Geometric Limits of Knowledge Distillation: A Minimum-Width Theorem via Superposition Theory

TL;DR

This paper reveals that the performance limit in knowledge distillation is fundamentally geometric, determined by the superposition capacity of neural networks, and provides a way to predict this limit using autoencoder measurements.

Contribution

It introduces a geometric minimum-width theorem for knowledge distillation based on superposition theory, linking feature capacity to network width and validating it empirically.

Findings

Performance saturates at a geometric loss floor related to feature superposition.

The loss floor can be predicted from autoencoder-measured feature capacity.

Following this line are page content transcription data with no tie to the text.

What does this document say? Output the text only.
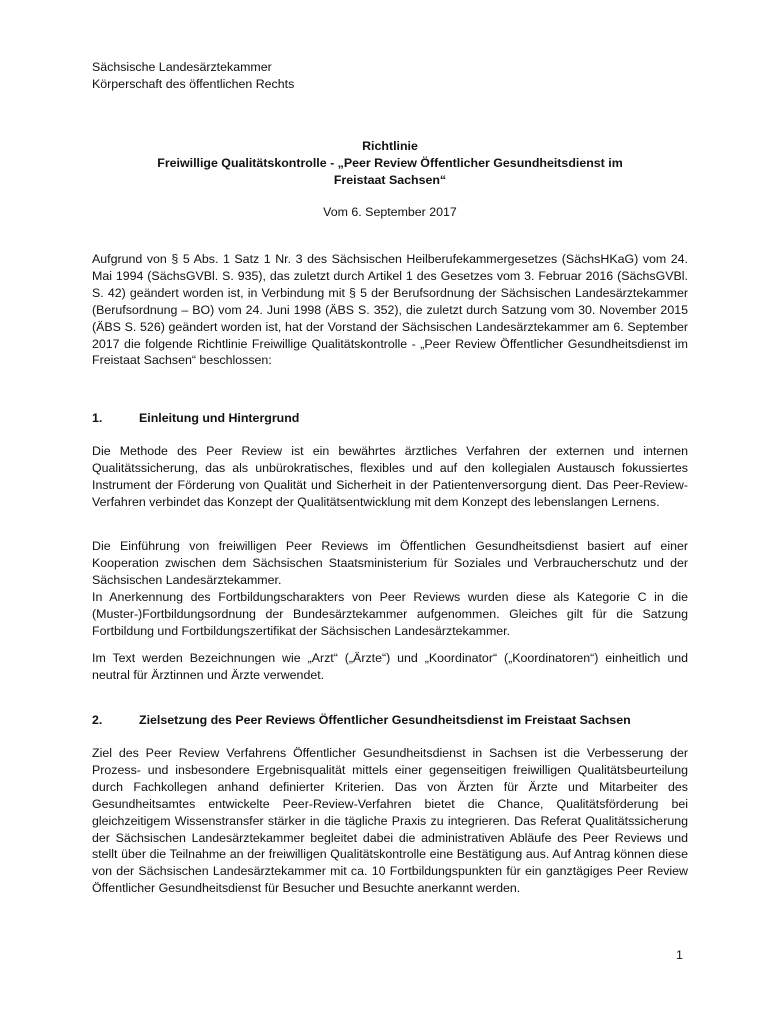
Sächsische Landesärztekammer
Körperschaft des öffentlichen Rechts
Richtlinie
Freiwillige Qualitätskontrolle - „Peer Review Öffentlicher Gesundheitsdienst im
Freistaat Sachsen“
Vom 6. September 2017
Aufgrund von § 5 Abs. 1 Satz 1 Nr. 3 des Sächsischen Heilberufekammergesetzes (SächsHKaG) vom 24. Mai 1994 (SächsGVBl. S. 935), das zuletzt durch Artikel 1 des Gesetzes vom 3. Februar 2016 (SächsGVBl. S. 42) geändert worden ist, in Verbindung mit § 5 der Berufsordnung der Sächsischen Landesärztekammer (Berufsordnung – BO) vom 24. Juni 1998 (ÄBS S. 352), die zuletzt durch Satzung vom 30. November 2015 (ÄBS S. 526) geändert worden ist, hat der Vorstand der Sächsischen Landesärztekammer am 6. September 2017 die folgende Richtlinie Freiwillige Qualitätskontrolle - „Peer Review Öffentlicher Gesundheitsdienst im Freistaat Sachsen“ beschlossen:
1.	Einleitung und Hintergrund
Die Methode des Peer Review ist ein bewährtes ärztliches Verfahren der externen und internen Qualitätssicherung, das als unbürokratisches, flexibles und auf den kollegialen Austausch fokussiertes Instrument der Förderung von Qualität und Sicherheit in der Patientenversorgung dient. Das Peer-Review-Verfahren verbindet das Konzept der Qualitätsentwicklung mit dem Konzept des lebenslangen Lernens.
Die Einführung von freiwilligen Peer Reviews im Öffentlichen Gesundheitsdienst basiert auf einer Kooperation zwischen dem Sächsischen Staatsministerium für Soziales und Verbraucherschutz und der Sächsischen Landesärztekammer.
In Anerkennung des Fortbildungscharakters von Peer Reviews wurden diese als Kategorie C in die (Muster-)Fortbildungsordnung der Bundesärztekammer aufgenommen. Gleiches gilt für die Satzung Fortbildung und Fortbildungszertifikat der Sächsischen Landesärztekammer.
Im Text werden Bezeichnungen wie „Arzt“ („Ärzte“) und „Koordinator“ („Koordinatoren“) einheitlich und neutral für Ärztinnen und Ärzte verwendet.
2.	Zielsetzung des Peer Reviews Öffentlicher Gesundheitsdienst im Freistaat Sachsen
Ziel des Peer Review Verfahrens Öffentlicher Gesundheitsdienst in Sachsen ist die Verbesserung der Prozess- und insbesondere Ergebnisqualität mittels einer gegenseitigen freiwilligen Qualitätsbeurteilung durch Fachkollegen anhand definierter Kriterien. Das von Ärzten für Ärzte und Mitarbeiter des Gesundheitsamtes entwickelte Peer-Review-Verfahren bietet die Chance, Qualitätsförderung bei gleichzeitigem Wissenstransfer stärker in die tägliche Praxis zu integrieren. Das Referat Qualitätssicherung der Sächsischen Landesärztekammer begleitet dabei die administrativen Abläufe des Peer Reviews und stellt über die Teilnahme an der freiwilligen Qualitätskontrolle eine Bestätigung aus. Auf Antrag können diese von der Sächsischen Landesärztekammer mit ca. 10 Fortbildungspunkten für ein ganztägiges Peer Review Öffentlicher Gesundheitsdienst für Besucher und Besuchte anerkannt werden.
1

Coarse concepts survive even with significant feature loss, indicating the floor arises from fine-grained feature loss.

Abstract

Knowledge distillation compresses large teachers into smaller students, but performance saturates at a loss floor that persists across training methods and objectives. We argue this floor is geometric: neural networks represent far more features than dimensions through superposition, and a student of width $d_S$ can encode at most $d_S \cdot g(\alpha)$ features, where $g(\alpha) = 1/((1-\alpha)\ln\frac{1}{1-\alpha})$ is a sparsity-dependent capacity function. Features beyond this budget are permanently lost, yielding an importance-weighted loss floor. We validate on a toy model (48 configurations, median accuracy >93%) and on Pythia-410M, where sparse autoencoders measure $F \approx 28{,}700$ features at $\alpha \approx 0.992$ (critical width $d_S^* \approx 1{,}065$). Distillation into five student widths confirms the predicted monotonic floor ordering. The observed floor decomposes into a geometric component and a width-independent architectural baseline ($R^2 = 0.993$). Linear probing shows coarse concepts survive even 88% feature loss, revealing the floor arises from aggregate loss of fine-grained features in the importance distribution's long tail. Our results connect representation geometry to distillation limits and provide a practical tool for predicting distillation performance from SAE measurements alone.